Ostatnio na profilu byli

379 wyświetleń profilu
  1. Trochę wody w rzece upłynęło od założenia tego wątku ale w końcu udało się podjąć decyzję (dobrą, mam nadzieję). Ostatecznie zdecydowałem się na zestaw: NAD C700 + Mission LX-VI (orzech). Jak na razie jestem bardzo zadowolony, jakość jest dźwięku jest po prostu... odprężająca. W dodatku BlueOS to dla mnie strzał w 10-kę - duża wygoda, płynne i przede wszystkim stabilne działanie (chociaż pod tym względem trafiłem na dwa podejrzane "incydenty" - na razie obserwuję co dalej). Trwają odsłuchy, jest frajda. :] Dziękuję wszystkim za porady oraz sugestie - naprawdę pomogliście ruszyć z tematem. Pozdrawiam serdecznie!

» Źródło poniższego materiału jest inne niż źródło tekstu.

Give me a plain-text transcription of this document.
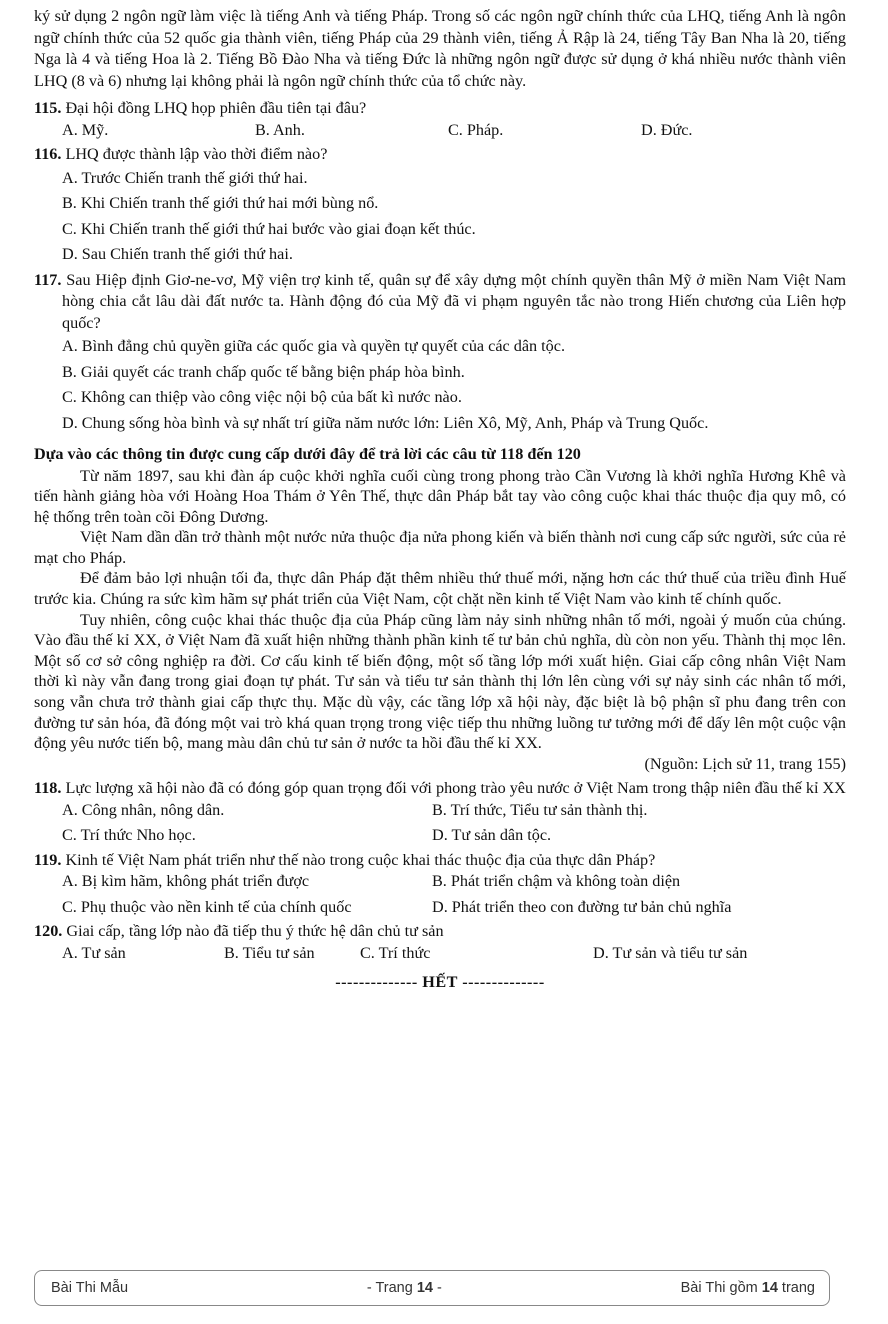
ký sử dụng 2 ngôn ngữ làm việc là tiếng Anh và tiếng Pháp. Trong số các ngôn ngữ chính thức của LHQ, tiếng Anh là ngôn ngữ chính thức của 52 quốc gia thành viên, tiếng Pháp của 29 thành viên, tiếng Ả Rập là 24, tiếng Tây Ban Nha là 20, tiếng Nga là 4 và tiếng Hoa là 2. Tiếng Bồ Đào Nha và tiếng Đức là những ngôn ngữ được sử dụng ở khá nhiều nước thành viên LHQ (8 và 6) nhưng lại không phải là ngôn ngữ chính thức của tổ chức này.

115. Đại hội đồng LHQ họp phiên đầu tiên tại đâu?

A. Mỹ.	B. Anh.	C. Pháp.	D. Đức.

116. LHQ được thành lập vào thời điểm nào?

A. Trước Chiến tranh thế giới thứ hai.
B. Khi Chiến tranh thế giới thứ hai mới bùng nổ.
C. Khi Chiến tranh thế giới thứ hai bước vào giai đoạn kết thúc.
D. Sau Chiến tranh thế giới thứ hai.

117. Sau Hiệp định Giơ-ne-vơ, Mỹ viện trợ kinh tế, quân sự để xây dựng một chính quyền thân Mỹ ở miền Nam Việt Nam hòng chia cắt lâu dài đất nước ta. Hành động đó của Mỹ đã vi phạm nguyên tắc nào trong Hiến chương của Liên hợp quốc?

A. Bình đẳng chủ quyền giữa các quốc gia và quyền tự quyết của các dân tộc.
B. Giải quyết các tranh chấp quốc tế bằng biện pháp hòa bình.
C. Không can thiệp vào công việc nội bộ của bất kì nước nào.
D. Chung sống hòa bình và sự nhất trí giữa năm nước lớn: Liên Xô, Mỹ, Anh, Pháp và Trung Quốc.

Dựa vào các thông tin được cung cấp dưới đây để trả lời các câu từ 118 đến 120

Từ năm 1897, sau khi đàn áp cuộc khởi nghĩa cuối cùng trong phong trào Cần Vương là khởi nghĩa Hương Khê và tiến hành giảng hòa với Hoàng Hoa Thám ở Yên Thế, thực dân Pháp bắt tay vào công cuộc khai thác thuộc địa quy mô, có hệ thống trên toàn cõi Đông Dương.

Việt Nam dần dần trở thành một nước nửa thuộc địa nửa phong kiến và biến thành nơi cung cấp sức người, sức của rẻ mạt cho Pháp.

Để đảm bảo lợi nhuận tối đa, thực dân Pháp đặt thêm nhiều thứ thuế mới, nặng hơn các thứ thuế của triều đình Huế trước kia. Chúng ra sức kìm hãm sự phát triển của Việt Nam, cột chặt nền kinh tế Việt Nam vào kinh tế chính quốc.

Tuy nhiên, công cuộc khai thác thuộc địa của Pháp cũng làm nảy sinh những nhân tố mới, ngoài ý muốn của chúng. Vào đầu thế kỉ XX, ở Việt Nam đã xuất hiện những thành phần kinh tế tư bản chủ nghĩa, dù còn non yếu. Thành thị mọc lên. Một số cơ sở công nghiệp ra đời. Cơ cấu kinh tế biến động, một số tầng lớp mới xuất hiện. Giai cấp công nhân Việt Nam thời kì này vẫn đang trong giai đoạn tự phát. Tư sản và tiểu tư sản thành thị lớn lên cùng với sự nảy sinh các nhân tố mới, song vẫn chưa trở thành giai cấp thực thụ. Mặc dù vậy, các tầng lớp xã hội này, đặc biệt là bộ phận sĩ phu đang trên con đường tư sản hóa, đã đóng một vai trò khá quan trọng trong việc tiếp thu những luồng tư tưởng mới để dấy lên một cuộc vận động yêu nước tiến bộ, mang màu dân chủ tư sản ở nước ta hồi đầu thế kỉ XX.

(Nguồn: Lịch sử 11, trang 155)

118. Lực lượng xã hội nào đã có đóng góp quan trọng đối với phong trào yêu nước ở Việt Nam trong thập niên đầu thế kỉ XX

A. Công nhân, nông dân.	B. Trí thức, Tiểu tư sản thành thị.
C. Trí thức Nho học.	D. Tư sản dân tộc.

119. Kinh tế Việt Nam phát triển như thế nào trong cuộc khai thác thuộc địa của thực dân Pháp?

A. Bị kìm hãm, không phát triển được	B. Phát triển chậm và không toàn diện
C. Phụ thuộc vào nền kinh tế của chính quốc	D. Phát triển theo con đường tư bản chủ nghĩa

120. Giai cấp, tầng lớp nào đã tiếp thu ý thức hệ dân chủ tư sản

A. Tư sản	B. Tiểu tư sản	C. Trí thức	D. Tư sản và tiểu tư sản

-------------- HẾT --------------

Bài Thi Mẫu	- Trang 14 -	Bài Thi gồm 14 trang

  2. Nad'a na pewno sprawdzę., S.M.S.L. jak się uda. I tutaj nadal się zastanawiam, czy takie monitory dobrze się u mnie sprawdzą... Chętnie postawiłbym je na szafce zamiast na stojakach ale to chyba nie jest wskazane? Dzięki za tę opinię, dała mi do myślenia. Wyświetlacz wyświetlaczem ale jeśli brzmienie jest tego warte, to muszę go rozważyć. Z jakimi kolumnami go odsłuchiwałeś? To były te same kolumny co przy odsłuchach Yamaha, Nad i Onkyo? Nie oczekuję nie wiadomo czego, chociaż przyznam szczerze nie rozumiem dlaczego w dobie wszechobecnych wyświetlaczy (smart: phone, watch, band itd.) nie można wykorzystać tego elementu do czegoś fajnego, np. Nad M10. Tak dużo by ten wzmacniacz stracił mając wyświetlacz w stylu Nad 368? Biorąc pod uwagę cenę sprzętu moim zdaniem mogłoby być lepiej w tym obszarze chociaż wiadomo, lepiej grać przez to nie będzie. Oczywiście jest to kwestia gustu (a może przyzwyczajenia?) ale mi się ten zaokrąglony wyświetlacz w Audiolab 6000A Play po prostu nie za bardzo podoba. 😜 Ciekawa propozycja, dzięki za nią. Czy jakąś alternatywę do tych kolumn byś polecił? Naprawdę wolałbym nie przekraczać ustalonego budżetu... ;( Dzięki za nowe głosy w tym temacie. Kilka propozycji się powtarza co znacznie ułatwia mi podjęcie decyzji. Spróbuję to sobie wszystko uporządkować i przygotować jakieś zestawy z podziałem na tańszą/droższą opcję w ramach założonego budżetu w oparciu o Wasze propozycje. Mając taką listę (podzielę się nią tutaj) zostają tylko odsłuchy.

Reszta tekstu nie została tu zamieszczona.